The Shams al-Ma‘arif was his masterwork. Part one is breathtakingly beautiful: a detailed guide to Tasawwuf (Sufism), meditation, and the purification of the soul. It explains how reciting certain divine names 1,000 times at dawn can open the heart’s eye. For centuries, mainstream scholars praised this half. the sun of knowledge (shams al-ma'arif) pdf
Today, you can find PDFs of the Shams circulating on the dark web, in university archives, and even on Telegram channels. Digital occultists trade its tables like stock tips. But the old warnings persist. Those who study it seriously say the same thing: the book works, but not as you expect. It reveals your own obsession. It amplifies your intention—pure or corrupt. And it never lets you close it unchanged.

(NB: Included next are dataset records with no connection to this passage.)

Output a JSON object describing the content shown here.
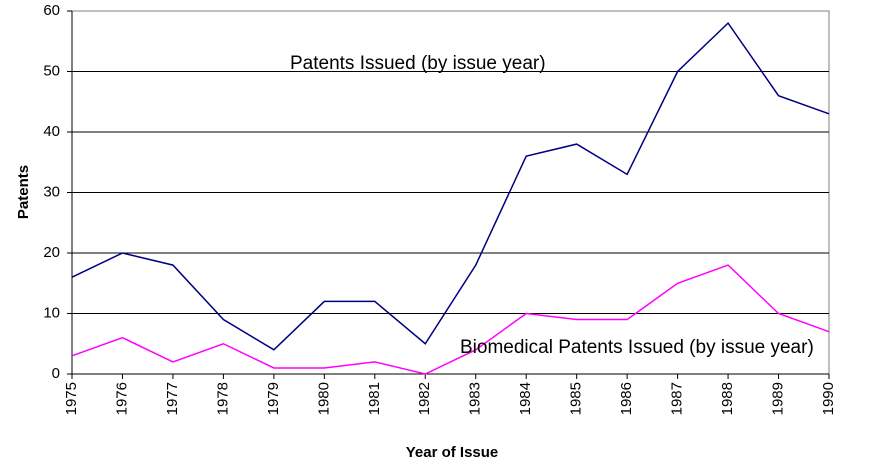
{
  "chart_data": {
    "type": "line",
    "x_label": "Year of Issue",
    "y_label": "Patents",
    "categories": [
      "1975",
      "1976",
      "1977",
      "1978",
      "1979",
      "1980",
      "1981",
      "1982",
      "1983",
      "1984",
      "1985",
      "1986",
      "1987",
      "1988",
      "1989",
      "1990"
    ],
    "series": [
      {
        "name": "Patents Issued (by issue year)",
        "color": "#000080",
        "values": [
          16,
          20,
          18,
          9,
          4,
          12,
          12,
          5,
          18,
          36,
          38,
          33,
          50,
          58,
          46,
          43
        ]
      },
      {
        "name": "Biomedical Patents Issued (by issue year)",
        "color": "#ff00ff",
        "values": [
          3,
          6,
          2,
          5,
          1,
          1,
          2,
          0,
          4,
          10,
          9,
          9,
          15,
          18,
          10,
          7
        ]
      }
    ],
    "ylim": [
      0,
      60
    ],
    "yticks": [
      0,
      10,
      20,
      30,
      40,
      50,
      60
    ],
    "grid": true
  }
}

The story of the Shams begins not in darkness, but in dazzling light. Its author, Ahmad al-Buni (d. 1225 CE), was a respected Algerian Sufi mathematician and philosopher. Al-Buni lived in an age when the boundaries between astronomy, numerology, geometry, and spirituality were fluid. He was fascinated by a core Islamic belief: that God’s creation is woven from His Names — the 99 attributes like The Merciful, The King, The Light. Inside, wrapped in frayed silk, lay a single
Al-Buni had ventured into ‘ilm al-huroof (the science of letters) and ‘ilm al-awfaq (the science of magical squares). He detailed how to summon spiritual entities—not angels, but mardat al-jinn (rebellious jinn) — by combining divine names in incorrect, forceful orders. One recipe read: “Write the isolated letters ‘Tā, Hā, Shīn’ on a shard of unbaked clay. Bury it at a crossroads under a waning moon. Recite the 72nd Name 41 times. A servant of the wind will appear. Do not blink.” This was not theology. It was theurgy—attempting to compel the unseen world. Mainstream Islam condemns this as shirk (associating partners with God), because it treats divine names as mere tools of power rather than objects of worship.
In the labyrinthine alleyways of Fez, Morocco, during the scorching summer of 1840, a young scholar named Idris stumbled upon a locked cedar chest in his late grandfather’s library. The old man, a respected talib (student of religious sciences), had whispered a warning on his deathbed: “Open the chest only if you are willing to carry a weight darker than lead.” The Shams al-Ma‘arif was his masterwork
As Idris carefully turned the brittle pages, he found diagrams that made his pulse quicken: concentric circles filled with Aramaic squares, grids of the jinn’s planetary hours, and recipes for invisibility, love binding, and travel between realms.